Oil spills on production lines are a common issue in many industries, and so far, there hasn't been an efficient and cost-effective way to detect these oil droplets. Hyperspectral detection methods exist, but they are quite expensive.
Through research on how different oil types interact with light of various wavelengths, JLI has now developed a method by using spectral imaging to detect oil droplets that is reliable and affordable.
We examined how different oil types respond to light at various wavelengths. The goal was to determine if the oil absorbed light at specific wavelengths. making it possible to use these properties in a vision system setup.
The problem with oil droplets is that they are transparent, making it difficult to detect them with a traditional vision system. Normally, you would try to detect a reflection in the surface of the oil, but this requires a specific angle of the lighting, which is challenging as the placement of the oil droplets is essentially unpredictable.
Four oil types examined
To solve this problem, we investigated how different oil types react to light with various wavelengths. We’ve examined four oil types - paraffin oil, silicone oil, mineral oil, and synthetic base oil (C11) - and subjected them to radiation with wavelengths ranging from 200 to 1000 nm.
The idea was to see if the oil absorbed light with specific wavelengths, making it possible to use these properties in a vision system setup.
We found that paraffin oil, mineral oil, and C11 exhibited significant absorption in the range of 200-450 nm (UV light), while silicone oil did not.
With this knowledge, we were then able to create a vision system that can efficiently detect oil droplets with a UV-sensitive camera. By radiating UV light at a wavelength of 365 nm onto the surface to be inspected and placing a filter in front of the camera that only allows this UV light to pass, we can see how the otherwise invisible oil droplets now appear as dark spots. This technique also has the advantage that the oil stains appear dark regardless of the angle from which the light hits them.

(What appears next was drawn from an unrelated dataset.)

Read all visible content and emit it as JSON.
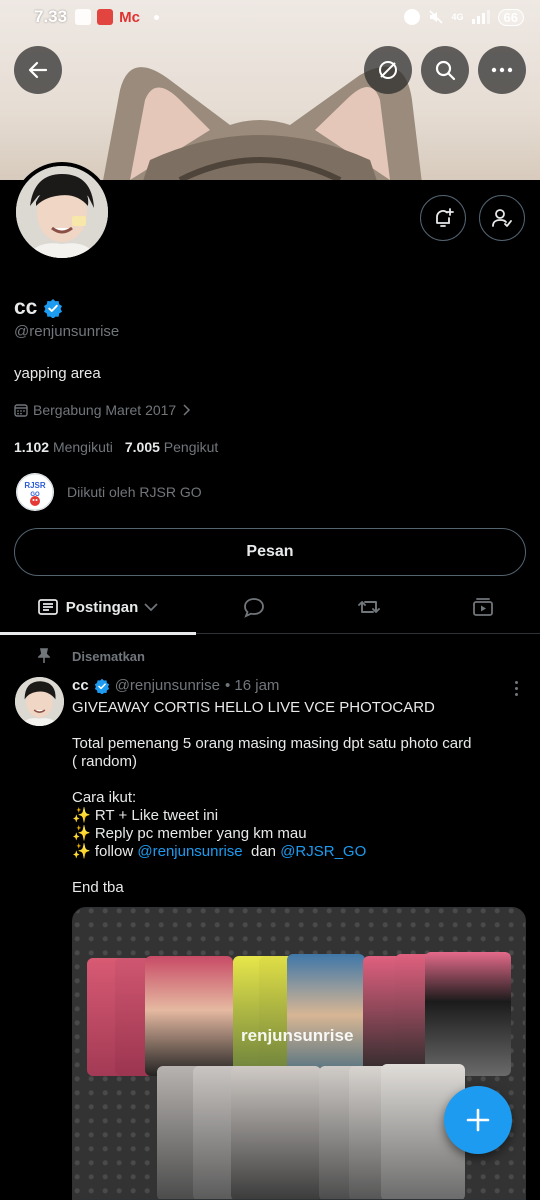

The image below illustrates how oil droplets are invisible when viewed using visible light (left side), whereas they stand out clearly in UV light (right side).
Fluorescence also a useful technique
In the search for effective methods to detect oil spills, we have also explored fluorescence as a detection technique.
Here we take advantage of the fact that some substances absorb one color of light (in this case, short-wavelength UV light) and, in exchange, emit a different, less energetic color of light (in this case, visible light). This process is called fluorescence.
As the emitted light is visible light, we can use a standard camera in the vision system, making it a cheaper solution. We only need to place a filter in front of the camera to filter out UV light, allowing only visible light to pass through.
We found that both paraffin oil and C11 could be detected by using fluorescence.
The drawback of using fluorescence is that it requires the scene of detection to be completely dark, as normal light will drown out the fluorescence. This is, of course, a limitation that will make this technique less useful on many production lines.
Therefore, depending on the type of oil you are trying to detect, using a vision system based on UV light may be a robust and cost-effective method for detecting oil spills. Whether to use absorption or fluorescence will depend on the demands of your production environment.